Freshman quarterback and future NFL great Bernie Kosar got the Canes off to a 17-0 start with two touchdown passes to tight end Glenn Dennison, adding a field goal from kicker Jeff Davis.

Then there was Nebraska’s famous “Fumblerooski” trick play and Miami running back Albert Bentley’s touchdown run, ultimately the game-winning score.

“Honestly, for probably the next week or so, it was like waking up in the morning and trying to make sure it wasn’t a dream, that we really did it,” Bentley said. “And even now, I look back on my entire football career, including eight years in the NFL, and that to me was the most exciting win of my life.”

Three decades later, most longtime Canes fans will still get goose bumps when they recall Kenny Calhoun’s pass deflection in the final seconds that secured the national title.

The Orange Bowl nail-biter was the culmination of Miami’s long, uphill climb. It also marked the beginning of a football dynasty.

“That’s the reason why I coined a phrase that has been with me since 1979. To believe is to be strong,” said Schnellenberger, whose confidence never wavered, even after the opening loss to Florida. “So we sell the message, if we believe we can come together and work like we can do it, and it shall come to pass.”

And there was never any doubt among Miami players.

“We believed we had the opportunity to compete for a national championship because we played all the major teams around the nation,” Calhoun said. “We weren’t in a league at the time, or a conference, so we played teams from everywhere, and we felt that was an edge to get to the national championship.”


Back to the future

The 2013 Hurricanes, which are favored to win the ACC Coastal Division, can draw a lot of parallels with their 1980s counterparts.

Schnellenberger likes what he sees from third-year coach Al Golden, saying he is “pretty enthralled” with him.

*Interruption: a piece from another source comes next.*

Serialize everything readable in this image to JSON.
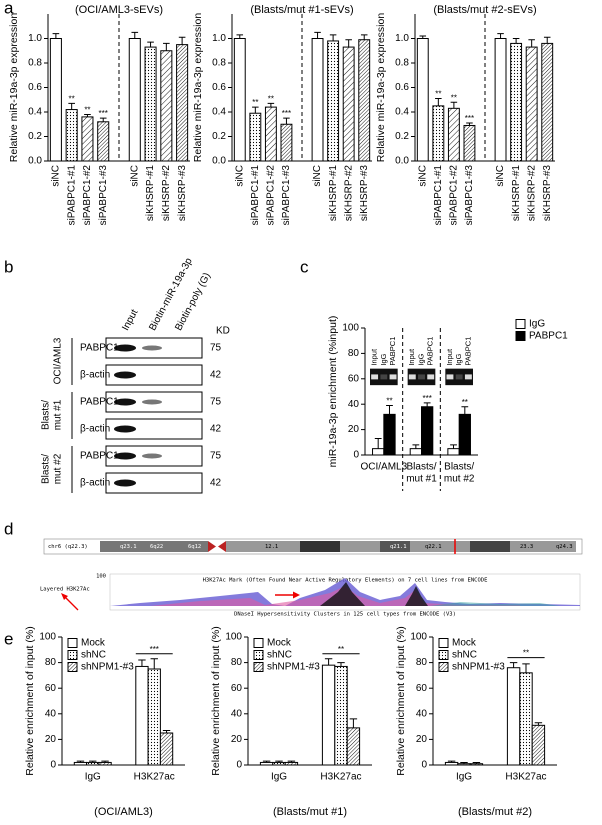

“I think he’s got the idea of recruiting local kids down. The team has speed, a quarterback that can make it in the National Football League easily, receivers and running backs and a wildcard defense,” Schnellenberger said.

Golden once asked the former coach to speak to the Canes and provide some perspective about what came before them.

“I gave them a history lesson, and I told them if they can reach those heights, what it would do for the student body and the faculty and the staff and the alumni and those football fans all over South Florida,” Schnellenberger said. “And how much of an impact that makes not just on the niversity, but on the community.”

When Miami takes the field under the lights at Sun Life Stadium, the members of that 1983 championship team will be buzzing with excitement and anticipation just like their glory days at the Orange Bowl.

“It’s always good to see your brothers, your teammates, your friends, your classmates from time gone by,” he said. “It’s an honor and a privilege to get together.”

Bentley agrees.

“I’m excited about seeing those guys,” he said of the more than 50 teammates expected to attend Friday’s season opener.  “That game, that national championship, it bonded us all for life.”